Alex Julyan wrote last month about the research that went into Quacks and Cures, our new improved remedy for a night of medical chicanery and enlightenment. When the event took place, it was down to Emily West and our Visitor Services Assistants to make sure things ran smoothly…
It’s very important, as a VSA, to be unflappable. Sometimes, when you lock up on a Friday night people start bringing leeches, brass bands and odd herbs into the gallery…this is a sign that something quite special about to happen.
Quacks and Cures was the fourth all-building evening spectacle that the Wellcome Collection has mounted and the second Quacks and Cures event, owing to the exceptional popularity of the first. Other all-building events have centred on hair and flesh, so really leeches are quite a welcome change.

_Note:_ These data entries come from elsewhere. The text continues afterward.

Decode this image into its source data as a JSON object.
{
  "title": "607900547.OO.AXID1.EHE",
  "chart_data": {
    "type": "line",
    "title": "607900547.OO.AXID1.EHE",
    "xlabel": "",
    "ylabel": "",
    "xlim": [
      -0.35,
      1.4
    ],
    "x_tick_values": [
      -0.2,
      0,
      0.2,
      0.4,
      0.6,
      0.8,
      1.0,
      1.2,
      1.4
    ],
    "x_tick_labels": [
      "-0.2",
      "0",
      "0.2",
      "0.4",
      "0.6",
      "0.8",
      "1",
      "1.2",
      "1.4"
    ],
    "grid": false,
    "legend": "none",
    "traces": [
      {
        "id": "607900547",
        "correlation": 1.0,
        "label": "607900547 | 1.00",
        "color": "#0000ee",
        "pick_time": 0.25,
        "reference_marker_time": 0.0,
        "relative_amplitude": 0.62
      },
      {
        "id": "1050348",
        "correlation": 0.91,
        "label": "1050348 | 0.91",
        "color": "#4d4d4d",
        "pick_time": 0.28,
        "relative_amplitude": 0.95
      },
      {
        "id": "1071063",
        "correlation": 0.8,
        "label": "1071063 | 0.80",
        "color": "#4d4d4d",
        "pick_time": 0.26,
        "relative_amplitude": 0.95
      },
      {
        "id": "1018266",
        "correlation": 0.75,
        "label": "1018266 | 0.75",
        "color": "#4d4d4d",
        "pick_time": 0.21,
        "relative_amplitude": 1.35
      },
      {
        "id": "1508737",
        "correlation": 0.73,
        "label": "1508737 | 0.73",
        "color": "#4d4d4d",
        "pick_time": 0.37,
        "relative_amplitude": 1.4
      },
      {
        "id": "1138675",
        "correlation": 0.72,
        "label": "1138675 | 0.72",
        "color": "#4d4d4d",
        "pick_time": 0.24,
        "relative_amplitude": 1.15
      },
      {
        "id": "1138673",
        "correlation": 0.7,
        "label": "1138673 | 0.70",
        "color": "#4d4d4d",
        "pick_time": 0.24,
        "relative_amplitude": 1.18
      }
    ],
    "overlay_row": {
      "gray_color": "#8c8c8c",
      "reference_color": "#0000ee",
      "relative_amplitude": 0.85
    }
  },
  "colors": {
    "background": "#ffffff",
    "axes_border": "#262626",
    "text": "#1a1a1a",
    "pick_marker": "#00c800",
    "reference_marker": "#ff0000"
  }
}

My first task of the night was putting together huge jigsawed images on the postcard wall to set the scene. We had barely finished assembling giant pustules and drawings of boils being lanced when the first fanfare started blaring from the ground floor and Dr. Gripenerve started drumming up attention for his cure-all tonics and snake oil formulas.
The building was packed. I attended talks about the history of cholera in London, handled leeches and consumed dubious looking magic pills. Visitors could be cured of their ailments, learn about naval medicine and share their own home remedies (most of which seemed to involve marmite). There was a selection of wonderfully anachronistic public health films showing upstairs alongside a collection of contemporary and historical doctors who were doling out advice to the sick.
Actors walking around in Victorian sandwich boards helped to maintain the atmosphere, and the evening was punctuated with fanfares from a small brass band and a surreal duo singing adverts. It’s always great to have so many things that visitors can interact with…having a gallery that’s noisy is always better than a silent one, even if accordions have to be involved!
Emily West is a Visitor Services Assistant at Wellcome Collection.